Multiple culprits are at work here, but a lack of support for board diversity tops the list. According to The Wall Street Journal, 75% of participants in a survey of approximately 4,000 board directors conducted by Harvard Business School, consultancy Spencer Stuart, and the WomenCorporateDirectors Foundation claimed they do not support boardroom diversity quotas. Just 9% of male directors queried claimed to be in favor of such quotas, as did slightly less than half (49%) of female respondents to the survey.
Companies’ CEO makeup is also to blame. Findings from PwC’s 2015 Annual Corporate Directors Survey, noted in its board composition report, tell the tale. One major impediment to increasing board diversity cited in the survey: “Many boards look to current or former CEOs as potential director candidates. However, only 4% of S&P CEOs are female, less than 2% of Fortune 500 CEOs are Hispanic or Asian, and only 1% of Fortune 500 CEOs are African-American.”
Such impediments notwithstanding, technology emergence, changing regulatory compliance, and cybersecurity concerns are rendering board diversity in all its forms more important than ever. So, too, is a growing desire among many investors and stakeholders to influence board composition. They want to know that boards and their nominating and governance committees are appropriately considering board diversity (and other factors) when making director nominations, the report said.

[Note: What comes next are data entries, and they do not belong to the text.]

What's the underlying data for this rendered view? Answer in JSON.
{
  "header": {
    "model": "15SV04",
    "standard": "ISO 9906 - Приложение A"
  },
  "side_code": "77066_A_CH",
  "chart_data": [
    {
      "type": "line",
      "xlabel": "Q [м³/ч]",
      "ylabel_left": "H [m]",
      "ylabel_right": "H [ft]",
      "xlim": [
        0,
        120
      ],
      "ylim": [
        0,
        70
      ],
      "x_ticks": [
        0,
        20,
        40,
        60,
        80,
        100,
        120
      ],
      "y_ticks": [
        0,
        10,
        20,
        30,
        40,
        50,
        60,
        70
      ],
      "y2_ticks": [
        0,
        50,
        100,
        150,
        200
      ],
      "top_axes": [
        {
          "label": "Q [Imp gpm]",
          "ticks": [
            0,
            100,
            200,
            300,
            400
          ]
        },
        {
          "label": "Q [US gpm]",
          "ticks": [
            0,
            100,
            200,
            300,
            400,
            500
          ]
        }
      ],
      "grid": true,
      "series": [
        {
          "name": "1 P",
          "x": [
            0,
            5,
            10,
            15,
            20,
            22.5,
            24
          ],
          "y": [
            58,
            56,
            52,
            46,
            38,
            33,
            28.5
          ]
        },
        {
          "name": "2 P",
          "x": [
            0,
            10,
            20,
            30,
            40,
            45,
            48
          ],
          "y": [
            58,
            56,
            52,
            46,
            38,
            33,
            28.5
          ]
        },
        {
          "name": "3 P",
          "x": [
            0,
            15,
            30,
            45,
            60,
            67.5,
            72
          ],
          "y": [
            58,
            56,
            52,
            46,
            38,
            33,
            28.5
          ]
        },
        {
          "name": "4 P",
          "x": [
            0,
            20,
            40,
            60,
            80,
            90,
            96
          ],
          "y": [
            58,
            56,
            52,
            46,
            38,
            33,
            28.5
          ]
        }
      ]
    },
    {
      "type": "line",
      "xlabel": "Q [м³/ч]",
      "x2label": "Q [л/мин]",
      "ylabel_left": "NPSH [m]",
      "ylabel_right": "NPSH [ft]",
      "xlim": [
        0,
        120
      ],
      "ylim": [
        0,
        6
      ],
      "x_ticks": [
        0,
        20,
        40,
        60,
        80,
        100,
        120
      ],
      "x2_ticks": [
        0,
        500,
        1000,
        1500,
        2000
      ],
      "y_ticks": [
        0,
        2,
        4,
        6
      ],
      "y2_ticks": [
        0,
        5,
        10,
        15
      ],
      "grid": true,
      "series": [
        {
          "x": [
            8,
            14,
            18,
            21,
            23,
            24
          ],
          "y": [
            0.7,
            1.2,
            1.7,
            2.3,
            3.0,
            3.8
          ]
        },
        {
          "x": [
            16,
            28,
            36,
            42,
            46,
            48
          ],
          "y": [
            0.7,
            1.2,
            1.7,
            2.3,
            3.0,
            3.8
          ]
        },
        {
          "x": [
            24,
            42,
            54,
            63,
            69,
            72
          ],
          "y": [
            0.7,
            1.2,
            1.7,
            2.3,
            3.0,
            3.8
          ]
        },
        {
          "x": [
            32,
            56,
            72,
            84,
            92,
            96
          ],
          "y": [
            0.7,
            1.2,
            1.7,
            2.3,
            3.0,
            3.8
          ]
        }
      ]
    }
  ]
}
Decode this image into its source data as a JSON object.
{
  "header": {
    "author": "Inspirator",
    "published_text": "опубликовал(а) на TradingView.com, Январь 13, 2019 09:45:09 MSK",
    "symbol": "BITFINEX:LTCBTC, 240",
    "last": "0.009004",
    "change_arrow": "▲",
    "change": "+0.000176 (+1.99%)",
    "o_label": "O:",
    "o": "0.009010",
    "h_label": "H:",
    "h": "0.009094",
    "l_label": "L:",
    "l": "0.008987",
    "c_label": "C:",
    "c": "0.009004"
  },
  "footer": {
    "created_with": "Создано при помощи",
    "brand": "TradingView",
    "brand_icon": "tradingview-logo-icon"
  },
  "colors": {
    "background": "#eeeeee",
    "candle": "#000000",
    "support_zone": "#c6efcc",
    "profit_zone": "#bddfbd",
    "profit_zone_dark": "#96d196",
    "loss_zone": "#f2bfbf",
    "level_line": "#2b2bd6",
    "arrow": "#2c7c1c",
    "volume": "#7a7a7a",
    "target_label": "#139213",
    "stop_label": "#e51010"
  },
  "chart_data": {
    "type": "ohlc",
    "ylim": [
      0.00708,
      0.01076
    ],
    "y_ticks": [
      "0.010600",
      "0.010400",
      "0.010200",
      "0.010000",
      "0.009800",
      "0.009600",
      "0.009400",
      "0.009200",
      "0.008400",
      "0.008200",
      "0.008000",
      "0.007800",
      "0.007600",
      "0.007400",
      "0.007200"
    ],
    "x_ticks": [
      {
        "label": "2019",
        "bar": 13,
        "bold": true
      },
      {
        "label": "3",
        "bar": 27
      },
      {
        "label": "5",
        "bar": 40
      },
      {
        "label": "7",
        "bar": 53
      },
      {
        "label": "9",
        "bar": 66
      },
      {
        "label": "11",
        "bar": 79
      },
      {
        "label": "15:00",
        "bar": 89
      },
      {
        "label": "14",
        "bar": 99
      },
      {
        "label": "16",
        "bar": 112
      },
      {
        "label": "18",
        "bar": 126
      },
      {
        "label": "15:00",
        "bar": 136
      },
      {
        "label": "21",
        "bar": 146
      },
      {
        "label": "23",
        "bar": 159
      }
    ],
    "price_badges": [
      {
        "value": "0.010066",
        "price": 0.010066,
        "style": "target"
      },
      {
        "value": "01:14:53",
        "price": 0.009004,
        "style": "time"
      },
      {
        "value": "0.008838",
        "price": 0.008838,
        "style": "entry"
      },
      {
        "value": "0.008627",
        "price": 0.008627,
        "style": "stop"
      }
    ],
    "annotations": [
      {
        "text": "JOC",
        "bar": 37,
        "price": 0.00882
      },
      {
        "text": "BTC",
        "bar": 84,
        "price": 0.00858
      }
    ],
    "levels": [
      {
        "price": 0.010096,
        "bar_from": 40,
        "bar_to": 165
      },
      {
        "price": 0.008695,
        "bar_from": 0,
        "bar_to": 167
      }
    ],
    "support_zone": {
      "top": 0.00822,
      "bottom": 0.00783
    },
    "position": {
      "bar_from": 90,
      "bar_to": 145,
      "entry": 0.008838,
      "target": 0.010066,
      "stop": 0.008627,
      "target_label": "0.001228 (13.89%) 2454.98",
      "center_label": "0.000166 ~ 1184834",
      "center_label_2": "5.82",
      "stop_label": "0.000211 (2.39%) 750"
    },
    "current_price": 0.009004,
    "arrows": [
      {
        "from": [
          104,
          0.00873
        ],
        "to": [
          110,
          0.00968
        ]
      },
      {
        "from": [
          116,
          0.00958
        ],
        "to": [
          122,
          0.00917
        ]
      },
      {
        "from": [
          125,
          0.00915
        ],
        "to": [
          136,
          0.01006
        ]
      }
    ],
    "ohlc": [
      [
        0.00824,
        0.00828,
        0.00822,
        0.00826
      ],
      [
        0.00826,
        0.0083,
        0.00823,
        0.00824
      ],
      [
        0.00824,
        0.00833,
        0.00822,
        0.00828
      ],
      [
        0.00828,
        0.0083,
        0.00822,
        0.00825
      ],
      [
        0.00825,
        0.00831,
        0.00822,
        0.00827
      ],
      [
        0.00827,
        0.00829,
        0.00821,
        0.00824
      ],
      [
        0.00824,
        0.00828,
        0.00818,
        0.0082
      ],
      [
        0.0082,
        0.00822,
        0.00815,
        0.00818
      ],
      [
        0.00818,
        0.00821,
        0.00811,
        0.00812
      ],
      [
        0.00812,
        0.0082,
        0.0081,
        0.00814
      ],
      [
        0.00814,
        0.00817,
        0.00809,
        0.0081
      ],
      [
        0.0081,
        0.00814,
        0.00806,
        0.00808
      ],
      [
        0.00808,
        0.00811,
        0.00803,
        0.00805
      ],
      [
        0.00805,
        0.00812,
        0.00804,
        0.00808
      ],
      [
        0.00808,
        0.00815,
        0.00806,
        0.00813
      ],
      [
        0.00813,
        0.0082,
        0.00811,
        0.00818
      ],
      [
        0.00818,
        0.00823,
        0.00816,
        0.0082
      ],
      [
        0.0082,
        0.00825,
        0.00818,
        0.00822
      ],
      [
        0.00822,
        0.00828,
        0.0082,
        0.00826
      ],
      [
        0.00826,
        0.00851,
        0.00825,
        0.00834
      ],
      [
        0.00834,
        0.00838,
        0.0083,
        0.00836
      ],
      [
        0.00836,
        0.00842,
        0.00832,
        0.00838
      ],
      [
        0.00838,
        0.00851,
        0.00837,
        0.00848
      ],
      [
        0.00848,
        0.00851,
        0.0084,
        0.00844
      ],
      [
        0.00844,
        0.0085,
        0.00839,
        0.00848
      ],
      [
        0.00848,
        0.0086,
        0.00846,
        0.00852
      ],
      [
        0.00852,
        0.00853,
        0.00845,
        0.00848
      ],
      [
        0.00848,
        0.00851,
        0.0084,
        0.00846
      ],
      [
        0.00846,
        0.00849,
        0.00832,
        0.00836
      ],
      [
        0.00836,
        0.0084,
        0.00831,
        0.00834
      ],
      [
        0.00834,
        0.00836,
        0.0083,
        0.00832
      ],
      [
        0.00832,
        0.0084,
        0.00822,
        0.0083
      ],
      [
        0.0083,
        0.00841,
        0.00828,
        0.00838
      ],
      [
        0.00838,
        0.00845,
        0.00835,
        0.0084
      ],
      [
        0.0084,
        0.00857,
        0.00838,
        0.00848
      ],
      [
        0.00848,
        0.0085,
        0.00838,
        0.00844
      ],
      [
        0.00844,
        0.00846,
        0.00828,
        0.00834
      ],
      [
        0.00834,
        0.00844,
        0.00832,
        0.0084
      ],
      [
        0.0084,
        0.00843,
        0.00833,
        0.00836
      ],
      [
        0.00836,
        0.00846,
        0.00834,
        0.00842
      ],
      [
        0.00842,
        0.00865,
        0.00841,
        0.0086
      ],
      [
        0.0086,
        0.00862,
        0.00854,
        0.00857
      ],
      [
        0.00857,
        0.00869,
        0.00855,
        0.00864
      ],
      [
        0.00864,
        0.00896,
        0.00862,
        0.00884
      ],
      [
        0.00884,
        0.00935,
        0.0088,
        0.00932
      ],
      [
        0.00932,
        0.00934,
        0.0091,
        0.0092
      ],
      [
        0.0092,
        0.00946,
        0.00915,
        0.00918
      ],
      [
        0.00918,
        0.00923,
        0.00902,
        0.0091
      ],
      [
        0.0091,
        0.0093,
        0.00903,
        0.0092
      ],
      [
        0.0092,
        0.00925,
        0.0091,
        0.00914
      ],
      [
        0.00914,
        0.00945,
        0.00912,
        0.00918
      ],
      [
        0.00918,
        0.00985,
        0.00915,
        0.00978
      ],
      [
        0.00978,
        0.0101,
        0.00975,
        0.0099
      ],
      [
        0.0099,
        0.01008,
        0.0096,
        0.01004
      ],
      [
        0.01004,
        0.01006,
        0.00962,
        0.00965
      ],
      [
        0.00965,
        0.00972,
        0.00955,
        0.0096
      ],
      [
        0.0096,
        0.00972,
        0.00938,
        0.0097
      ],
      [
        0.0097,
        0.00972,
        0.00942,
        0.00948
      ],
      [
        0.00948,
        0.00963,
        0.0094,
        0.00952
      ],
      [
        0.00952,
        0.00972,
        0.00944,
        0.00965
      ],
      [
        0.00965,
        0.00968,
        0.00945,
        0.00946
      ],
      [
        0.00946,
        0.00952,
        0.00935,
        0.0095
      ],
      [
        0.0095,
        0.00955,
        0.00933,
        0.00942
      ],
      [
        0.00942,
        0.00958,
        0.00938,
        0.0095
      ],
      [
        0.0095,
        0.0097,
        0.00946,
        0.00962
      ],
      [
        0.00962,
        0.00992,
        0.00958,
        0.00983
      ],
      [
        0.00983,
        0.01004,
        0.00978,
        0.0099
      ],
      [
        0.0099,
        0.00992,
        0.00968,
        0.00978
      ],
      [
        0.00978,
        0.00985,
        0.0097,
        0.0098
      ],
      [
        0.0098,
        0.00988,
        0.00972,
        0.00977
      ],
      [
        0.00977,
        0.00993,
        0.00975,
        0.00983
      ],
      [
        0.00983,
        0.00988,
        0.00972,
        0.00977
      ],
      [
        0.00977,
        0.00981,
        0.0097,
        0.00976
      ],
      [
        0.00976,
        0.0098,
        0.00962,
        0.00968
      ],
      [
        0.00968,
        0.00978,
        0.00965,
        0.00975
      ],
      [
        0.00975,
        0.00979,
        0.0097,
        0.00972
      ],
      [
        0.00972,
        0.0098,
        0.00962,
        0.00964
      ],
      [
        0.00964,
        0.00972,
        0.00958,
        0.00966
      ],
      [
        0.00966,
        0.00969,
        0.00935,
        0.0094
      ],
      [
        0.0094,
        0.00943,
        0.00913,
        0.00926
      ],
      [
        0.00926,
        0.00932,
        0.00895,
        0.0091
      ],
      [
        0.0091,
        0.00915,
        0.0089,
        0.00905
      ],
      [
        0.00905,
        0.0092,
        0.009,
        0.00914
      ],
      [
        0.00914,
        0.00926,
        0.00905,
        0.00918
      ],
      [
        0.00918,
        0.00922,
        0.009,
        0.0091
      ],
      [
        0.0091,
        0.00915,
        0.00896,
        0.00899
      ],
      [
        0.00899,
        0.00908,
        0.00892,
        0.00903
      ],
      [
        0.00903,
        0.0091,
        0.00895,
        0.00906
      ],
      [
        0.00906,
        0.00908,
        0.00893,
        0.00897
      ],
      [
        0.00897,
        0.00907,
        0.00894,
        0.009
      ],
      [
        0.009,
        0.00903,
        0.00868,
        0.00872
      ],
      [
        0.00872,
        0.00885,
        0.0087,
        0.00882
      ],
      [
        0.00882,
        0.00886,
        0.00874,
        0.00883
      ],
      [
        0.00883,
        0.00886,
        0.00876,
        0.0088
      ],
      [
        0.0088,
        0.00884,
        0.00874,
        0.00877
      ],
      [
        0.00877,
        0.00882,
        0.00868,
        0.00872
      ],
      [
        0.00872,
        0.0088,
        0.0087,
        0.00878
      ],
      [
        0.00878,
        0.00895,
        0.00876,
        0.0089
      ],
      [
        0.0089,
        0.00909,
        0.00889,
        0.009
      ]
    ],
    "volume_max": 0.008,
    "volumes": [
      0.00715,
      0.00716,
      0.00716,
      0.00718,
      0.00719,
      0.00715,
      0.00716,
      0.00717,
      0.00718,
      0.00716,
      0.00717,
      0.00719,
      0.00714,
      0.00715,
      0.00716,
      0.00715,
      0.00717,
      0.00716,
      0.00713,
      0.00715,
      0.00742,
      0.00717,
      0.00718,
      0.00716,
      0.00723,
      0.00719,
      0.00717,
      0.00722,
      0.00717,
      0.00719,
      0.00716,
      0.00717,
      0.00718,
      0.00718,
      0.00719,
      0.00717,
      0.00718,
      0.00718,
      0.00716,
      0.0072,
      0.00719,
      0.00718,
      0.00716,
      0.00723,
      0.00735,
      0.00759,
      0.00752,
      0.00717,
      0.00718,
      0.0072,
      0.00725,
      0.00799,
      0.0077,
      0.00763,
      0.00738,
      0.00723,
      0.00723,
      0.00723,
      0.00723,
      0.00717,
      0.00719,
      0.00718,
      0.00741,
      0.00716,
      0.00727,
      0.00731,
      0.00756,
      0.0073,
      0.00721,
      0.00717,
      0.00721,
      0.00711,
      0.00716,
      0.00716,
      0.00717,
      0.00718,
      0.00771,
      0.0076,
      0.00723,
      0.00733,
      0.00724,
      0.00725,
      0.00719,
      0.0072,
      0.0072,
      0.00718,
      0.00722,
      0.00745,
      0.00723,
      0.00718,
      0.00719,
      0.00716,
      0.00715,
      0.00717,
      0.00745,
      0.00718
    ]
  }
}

Moreover, all of this, PwC said, is occurring “within an environment of aggressive shareholder activism, in which board composition often becomes a central focus.” In the report, PwC noted a finding from FactSet: Of all 413 activist campaigns against U.S. companies last year, 41% were board-related. Twenty percent of directors who responded to PwC’s 2015 Annual Corporate Directors Survey cited actual or potential shareholder activism as a rationale for having altered their board composition in the past year.
Similarly, the Journal reported, the authors of the Harvard Business School study asserted that “rise in institutional and activist shareholder activity” necessitates moves by boards to “identify vulnerabilities in board renewal and performance and, in some cases, establish protocols for engagement,” including the engagement of a more diverse group of directors. Institutional and activist shareholder demands “have pushed issues around board composition to the fore, as boards cannot afford to have …directors who aren’t delivering value” in their midst.
Such diversity should transcend gender and ethnicity, with CEOs, lead directors, board chairs, and nominating and governance committee chairs also proactively committing to seeking out diversity in the form of member backgrounds, skills, experience, personalities, and opinions, according to the report. An editorial in Forbes concurred. “The best boards,” the editorial stated, “are also the most diverse boards” because “they can offer a depth and breadth of insight, perspective, and experience to CEOs that non-diverse boards simply cannot.” Divergent backgrounds, the editorial said, “mean tackling the same idea in a different way,” which contributes to the good of the company. A variety of backgrounds can also “make the company more adaptable to its ever-changing environment” and “improve its reputation and brand,” according to Forbes.
In attempting to alter board composition and seek new board blood, the report stated, it behooves boards and their nominating and governance committees to think outside the traditional candidate box. “There are many untapped, highly qualified, and diverse candidates just a few steps below the C-suite—people who drive strategies, run large segments of the business, and function like CEOs,” PwC said.
Evaluating and refreshing board composition may pose a challenge. However, it is incumbent on CEOs and others to forge ahead, so that the board can meet new challenges as well as remain focused on delivering the long-term value enhancements shareholders demand.